2. Les documents justificatifs des éléments de rapprochement doivent être joints au rapprochement bancaire correspondant. Ces documents peuvent inclure une liste des chèques en circulation, des dépôts en transit et d’autres documents pertinents.

3. Le cas échéant, une écriture doit être créée au journal central pour enregistrer la réconciliation des éléments qui apparaissent sur le relevé bancaire, mais ne sont pas enregistrés dans le grand livre de l’organisation.

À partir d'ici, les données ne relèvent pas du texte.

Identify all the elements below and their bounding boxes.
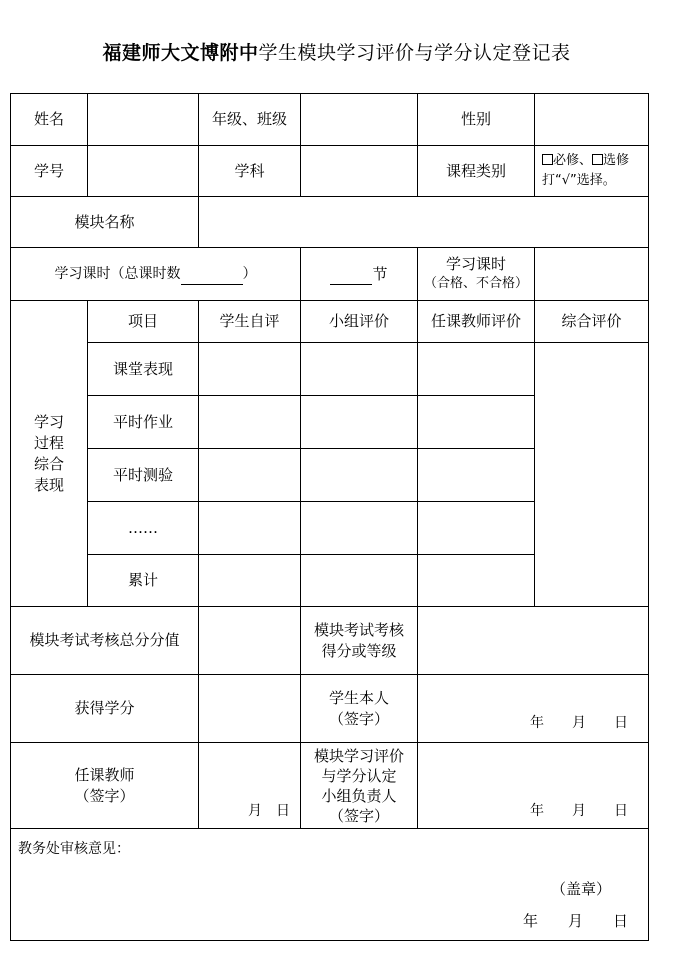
teacher-eval-cell[interactable] [417,395,535,449]
gender-field[interactable] [534,93,649,146]
self-eval-cell[interactable] [198,501,301,555]
credit-label: 获得学分 [10,674,199,743]
required-option-label: 必修、 [553,153,593,168]
subject-label: 学科 [198,145,301,197]
header-overall-eval: 综合评价 [534,300,649,343]
group-leader-sign-date: 年 月 日 [530,803,628,819]
group-leader-label: 模块学习评价 与学分认定 小组负责人 （签字） [300,742,418,829]
teacher-sign-date: 月 日 [248,803,290,819]
course-type-label: 课程类别 [417,145,535,197]
exam-score-field[interactable] [417,606,649,675]
hours-result-label: 学习课时 （合格、不合格） [417,247,535,301]
course-type-hint: 打“√”选择。 [542,173,616,188]
sections-suffix: 节 [372,264,388,283]
credit-field[interactable] [198,674,301,743]
group-eval-cell[interactable] [300,395,418,449]
total-hours-label: 学习课时（总课时数 ） [10,247,301,301]
sections-field [300,247,418,301]
teacher-eval-cell[interactable] [417,448,535,502]
teacher-eval-cell[interactable] [417,501,535,555]
process-side-label: 学习 过程 综合 表现 [10,300,88,607]
total-hours-blank[interactable] [181,263,243,285]
required-checkbox[interactable] [542,154,553,165]
header-item: 项目 [87,300,199,343]
office-opinion-label: 教务处审核意见： [18,841,130,857]
office-opinion-box[interactable] [10,828,649,941]
group-eval-cell[interactable] [300,501,418,555]
sections-blank[interactable] [330,263,372,285]
student-sign-label: 学生本人 （签字） [300,674,418,743]
item-classroom: 课堂表现 [87,342,199,396]
school-name: 福建师大文博附中 [102,42,259,64]
page-title [0,38,673,65]
office-date: 年 月 日 [523,912,629,930]
student-id-field[interactable] [87,145,199,197]
module-name-field[interactable] [198,196,649,248]
self-eval-cell[interactable] [198,342,301,396]
item-quiz: 平时测验 [87,448,199,502]
item-total: 累计 [87,554,199,607]
form-name: 学生模块学习评价与学分认定登记表 [258,42,571,64]
group-eval-cell[interactable] [300,554,418,607]
hours-result-field[interactable] [534,247,649,301]
teacher-sign-label: 任课教师 （签字） [10,742,199,829]
teacher-eval-cell[interactable] [417,554,535,607]
exam-total-label: 模块考试考核总分分值 [10,606,199,675]
group-eval-cell[interactable] [300,448,418,502]
name-label: 姓名 [10,93,88,146]
gender-label: 性别 [417,93,535,146]
header-self-eval: 学生自评 [198,300,301,343]
self-eval-cell[interactable] [198,448,301,502]
student-sign-date: 年 月 日 [530,715,628,731]
check-mark-icon: √ [561,173,571,188]
name-field[interactable] [87,93,199,146]
elective-option-label: 选修 [603,153,630,168]
item-homework: 平时作业 [87,395,199,449]
group-eval-cell[interactable] [300,342,418,396]
grade-class-label: 年级、班级 [198,93,301,146]
module-name-label: 模块名称 [10,196,199,248]
exam-score-label: 模块考试考核 得分或等级 [300,606,418,675]
teacher-eval-cell[interactable] [417,342,535,396]
header-group-eval: 小组评价 [300,300,418,343]
item-ellipsis: …… [87,501,199,555]
subject-field[interactable] [300,145,418,197]
header-teacher-eval: 任课教师评价 [417,300,535,343]
self-eval-cell[interactable] [198,554,301,607]
exam-total-field[interactable] [198,606,301,675]
student-id-label: 学号 [10,145,88,197]
student-sign-field[interactable] [417,674,649,743]
self-eval-cell[interactable] [198,395,301,449]
grade-class-field[interactable] [300,93,418,146]
overall-eval-cell[interactable] [534,342,649,607]
course-type-options [534,145,649,197]
stamp-label: （盖章） [551,880,612,898]
elective-checkbox[interactable] [592,154,603,165]
teacher-sign-field[interactable] [198,742,301,829]
group-leader-sign-field[interactable] [417,742,649,829]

4. La préparation du rapprochement bancaire doit toujours commencer par le solde d’ouverture reporté du rapprochement précédent et se terminer par un solde redressé qui corresponde au solde de clôture du relevé bancaire.

5. Les éléments de rapprochement identifiés pendant le processus du rapprochement bancaire doivent être traités au cours du mois suivant. Le directeur financier doit effectuer un suivi si un élément de rapprochement apparaît durant deux mois d’affilée.

6. La direction doit prendre des mesures adéquates pour les écarts inconciliables ou non identifiés au cours du processus de rapprochement bancaire.

7. Tous les chèques de décaissement qui sont en suspens depuis plus d’une période déterminée (par exemple, trois ou six mois) doivent être annulés et remplacés.